Technology alone hasn’t created the shift. Some progressives believe there’s “something inherently wrong or problematic” about having a dynamic leader, says Fabio Rojas, an Indiana University sociology professor. “Modern progressive social movements see themselves as a very democratic form of politics,” he says. “When they make decisions, they want a lot of consensus.”

Black Lives Matter, which has been in the forefront of protests against police violence and fatal shootings of black men, is among the many movements that have adopted this approach.

“The model of the charismatic leader was not something that we were interested in and in fact, many of us were trained to believe that the people themselves are going to set themselves free, not one person,” says Patrisse Cullors, a co-founder of the group.

Cullors says her group is sometimes misunderstood.

“People assume because we hit the streets and protested that we don’t believe in anything else … and that because we don’t have a single leader, we’re aimless.” Instead, she says, Black Lives Matter, which has 40 chapters in the U.S., Canada and England, has a clear strategy, including participating in electoral politics.

Another leaderless movement, Occupy Wall Street, rocked the heart of New York’s financial district in 2011 with its encampment in a park and its rallying cry — “We are the 99 Percent” — that condemned the concentration of wealth in the U.S.

Many credit Occupy with putting economic inequality on the national radar, but Micah White, the group’s co-founder, says the real goal — to end the influence of money on democracy — was “a constructive failure. … The main lesson is that street protests do not translate into political change because elected representatives are not required to listen to the majority.”

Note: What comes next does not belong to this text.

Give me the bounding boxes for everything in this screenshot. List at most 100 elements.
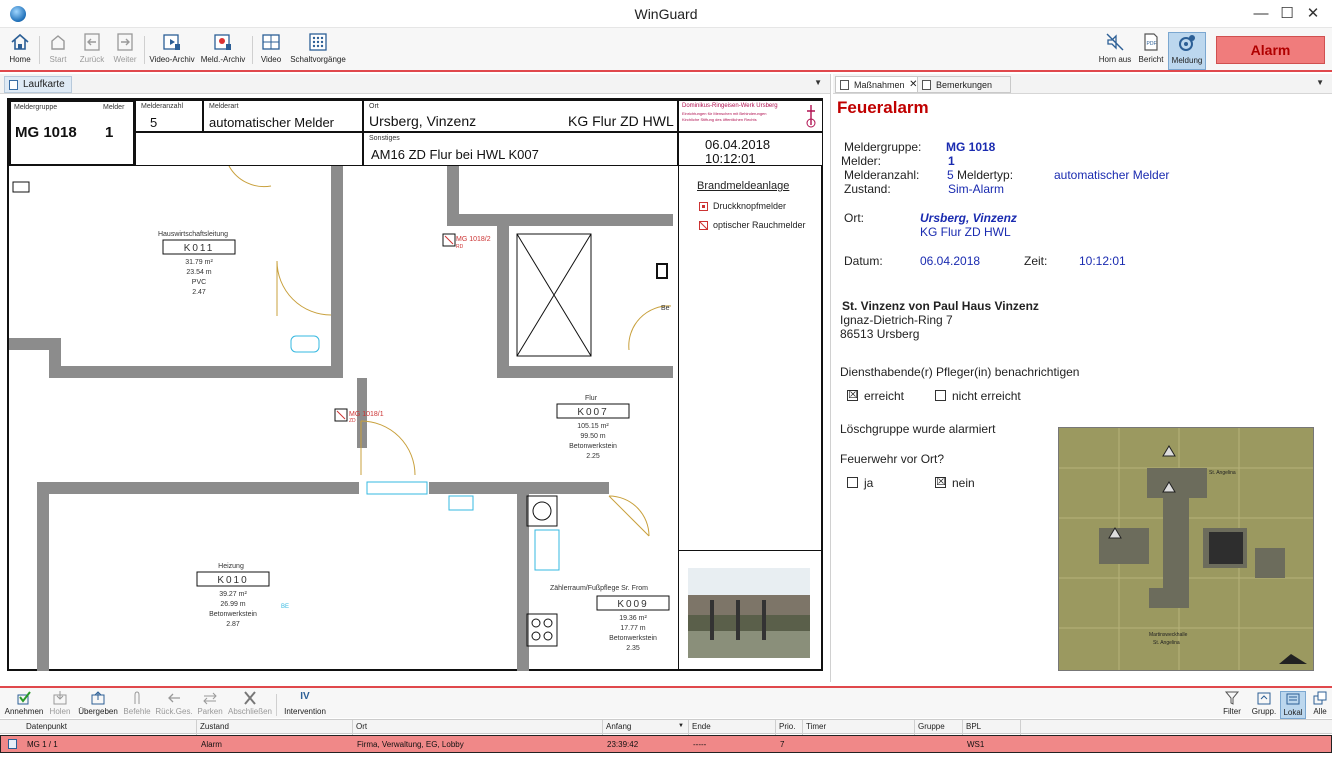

While this democratic approach is effective, experts also say there are benefits to having a leader.

“A lot of people out there today feel there’s something really wrong and broken with the country, with the world,” says Karthik Ganapathy, rapid response director at MoveOn.org, a public policy advocacy group. “The value of having a centralized leader is there’s someone saying, ‘Here’s what you can do about it.’ Yet now, he says, there’s no one who “can really claim that mantle the way that King did.”

But even in King’s day, movements couldn’t be reduced to a single face.

Whether it was the bus boycott in Montgomery, Alabama, the Vietnam War protest at the Lincoln Memorial or the farm workers’ strike in California, each history-making event depended on hundreds or thousands of foot soldiers who organized, raised money and engaged in other grass-roots work.

And many leaders were backed by formidable organizations: For King, it was the Southern Christian Leadership Conference; for anti-war activist Tom Hayden, the Students for a Democratic Society; for feminist Betty Friedan, the National Organization for Women.

Hasan Jeffries, an associate professor at Ohio State University and expert on African-American history, says the civil rights movement was always decentralized, but the media, looking for someone quotable, would zero in on one person — often, King.

These days, “activists are now able to push back, mainly through social media and provide channels for multiple voices in ways that simply were unavailable on a large scale 50 years earlier,” he says.

Einwohner, the Purdue sociologist, says when history books are written, they will include groups such as Black Lives Matter and the Dreamers.

“I can’t think of a name or a face that necessarily is going to be remembered 50 years from now,” she says. “But will these movements be remembered? Absolutely.”